Some varieties of meat meal are extremely high-quality, giving your dog a dense source of nutritious, natural protein. Other types of meat meal are made up of waste materials including animal heads, hooves, bones, and other waste that you would NOT want your dog to eat. In other words, meat meal can only be as healthy as the ingredients that were used to make it.


What Kinds Of Meat Meal Should You Look For (And Which Should You Avoid)?

 “Meat meal” is unspecific and does not clearly identify the type of animal it’s made from. This meal is usually of low-quality. Additionally, any meat meal with the words “by-product” in the name is also a bad choice.


Make sure to avoid these meat meals in your dog food:

  •  “Animal meal” or “Animal by-product meal”

  •  “Meat meal” or “Meat by-product meal”
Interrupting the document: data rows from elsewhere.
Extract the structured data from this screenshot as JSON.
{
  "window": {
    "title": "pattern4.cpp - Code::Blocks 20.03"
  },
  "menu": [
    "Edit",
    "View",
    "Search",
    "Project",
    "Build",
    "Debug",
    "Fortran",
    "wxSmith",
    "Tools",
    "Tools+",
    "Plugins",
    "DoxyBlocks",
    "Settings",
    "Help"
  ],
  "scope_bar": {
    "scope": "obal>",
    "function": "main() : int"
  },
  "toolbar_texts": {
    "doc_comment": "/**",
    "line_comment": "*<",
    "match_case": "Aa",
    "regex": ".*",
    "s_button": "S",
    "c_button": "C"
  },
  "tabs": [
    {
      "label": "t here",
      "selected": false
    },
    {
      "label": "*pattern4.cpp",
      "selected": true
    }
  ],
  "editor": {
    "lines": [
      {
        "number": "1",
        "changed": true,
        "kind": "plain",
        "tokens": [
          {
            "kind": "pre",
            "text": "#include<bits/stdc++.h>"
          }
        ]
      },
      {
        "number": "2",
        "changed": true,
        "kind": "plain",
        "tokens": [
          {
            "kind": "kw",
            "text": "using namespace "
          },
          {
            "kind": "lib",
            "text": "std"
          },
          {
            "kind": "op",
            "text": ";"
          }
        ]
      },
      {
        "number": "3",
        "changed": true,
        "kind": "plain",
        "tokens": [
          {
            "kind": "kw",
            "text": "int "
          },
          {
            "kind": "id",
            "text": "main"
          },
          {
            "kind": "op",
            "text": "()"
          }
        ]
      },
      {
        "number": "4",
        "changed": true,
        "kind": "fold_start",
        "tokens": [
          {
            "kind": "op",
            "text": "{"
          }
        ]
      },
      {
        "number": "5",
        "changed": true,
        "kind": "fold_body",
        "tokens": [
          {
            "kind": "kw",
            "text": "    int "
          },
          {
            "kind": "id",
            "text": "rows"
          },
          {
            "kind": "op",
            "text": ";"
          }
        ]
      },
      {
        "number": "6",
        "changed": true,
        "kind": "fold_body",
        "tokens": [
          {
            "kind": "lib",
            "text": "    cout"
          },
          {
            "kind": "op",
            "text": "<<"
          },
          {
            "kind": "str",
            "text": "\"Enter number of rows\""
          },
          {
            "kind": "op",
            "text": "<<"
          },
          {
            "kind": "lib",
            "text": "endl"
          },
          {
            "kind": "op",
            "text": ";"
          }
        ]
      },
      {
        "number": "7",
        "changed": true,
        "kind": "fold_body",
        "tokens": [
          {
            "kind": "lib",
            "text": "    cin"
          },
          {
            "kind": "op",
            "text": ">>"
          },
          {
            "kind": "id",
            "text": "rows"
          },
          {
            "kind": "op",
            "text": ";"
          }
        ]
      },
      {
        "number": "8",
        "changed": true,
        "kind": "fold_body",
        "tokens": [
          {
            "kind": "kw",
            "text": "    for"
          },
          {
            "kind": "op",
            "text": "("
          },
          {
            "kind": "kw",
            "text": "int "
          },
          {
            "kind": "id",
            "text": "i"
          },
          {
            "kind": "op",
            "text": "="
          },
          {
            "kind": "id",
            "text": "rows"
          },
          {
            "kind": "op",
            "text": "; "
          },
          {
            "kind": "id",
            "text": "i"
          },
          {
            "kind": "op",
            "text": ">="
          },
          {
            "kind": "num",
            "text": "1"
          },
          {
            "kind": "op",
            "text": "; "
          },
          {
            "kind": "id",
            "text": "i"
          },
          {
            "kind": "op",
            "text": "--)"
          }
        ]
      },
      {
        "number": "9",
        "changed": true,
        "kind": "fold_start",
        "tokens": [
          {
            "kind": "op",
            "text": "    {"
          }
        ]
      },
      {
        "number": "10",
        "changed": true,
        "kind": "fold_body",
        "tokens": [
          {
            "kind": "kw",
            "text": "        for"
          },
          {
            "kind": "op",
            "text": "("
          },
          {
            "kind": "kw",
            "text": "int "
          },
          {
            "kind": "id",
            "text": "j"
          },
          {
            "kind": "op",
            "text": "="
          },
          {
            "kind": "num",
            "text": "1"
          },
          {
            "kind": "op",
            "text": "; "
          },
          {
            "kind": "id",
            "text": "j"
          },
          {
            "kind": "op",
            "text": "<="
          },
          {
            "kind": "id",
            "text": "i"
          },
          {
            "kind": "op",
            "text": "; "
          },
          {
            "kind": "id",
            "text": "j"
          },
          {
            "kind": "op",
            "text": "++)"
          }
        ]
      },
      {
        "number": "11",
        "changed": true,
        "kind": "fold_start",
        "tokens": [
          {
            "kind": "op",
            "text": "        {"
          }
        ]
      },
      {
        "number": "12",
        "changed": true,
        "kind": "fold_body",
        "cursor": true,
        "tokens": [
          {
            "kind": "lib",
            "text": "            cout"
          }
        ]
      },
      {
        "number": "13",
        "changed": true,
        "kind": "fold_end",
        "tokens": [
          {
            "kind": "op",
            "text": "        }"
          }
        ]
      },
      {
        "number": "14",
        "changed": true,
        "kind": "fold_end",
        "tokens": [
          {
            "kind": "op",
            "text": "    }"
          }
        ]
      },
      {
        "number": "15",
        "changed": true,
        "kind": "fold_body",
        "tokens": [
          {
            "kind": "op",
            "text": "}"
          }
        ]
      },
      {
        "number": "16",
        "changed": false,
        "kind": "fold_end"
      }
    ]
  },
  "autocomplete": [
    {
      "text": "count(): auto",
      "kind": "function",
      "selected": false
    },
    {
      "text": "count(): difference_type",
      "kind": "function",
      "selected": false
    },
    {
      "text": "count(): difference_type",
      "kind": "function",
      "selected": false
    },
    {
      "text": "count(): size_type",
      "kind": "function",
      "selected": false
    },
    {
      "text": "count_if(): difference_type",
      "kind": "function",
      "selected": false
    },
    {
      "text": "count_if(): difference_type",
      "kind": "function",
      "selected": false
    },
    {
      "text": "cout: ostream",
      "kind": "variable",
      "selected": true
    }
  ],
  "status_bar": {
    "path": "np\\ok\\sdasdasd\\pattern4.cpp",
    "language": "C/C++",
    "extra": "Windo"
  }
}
  •  “Chicken by-product meal”

  •  “Meat and bone meal”


So what should you be looking for? Just the opposite - : any meat meal that CLEARLY identifies the “source”, that is, the type of animal it comes from. This will assure you of a healthy, high-quality dog food.

Make certain the “source” of the meat meal in your dog’s food is specifically listed – examples:

  •  “Chicken meal”

  •  “Beef meal”

  •  “Bison meal”

  • ·“Venison meal”

  •  “Lamb meal”

  •  “Duck meal”

NOTE: If you see products on pet foods labeled as "flavored" such as "chicken flavored" or "beef flavored" you should completely avoid those products. There is no idea where the flavoring comes from.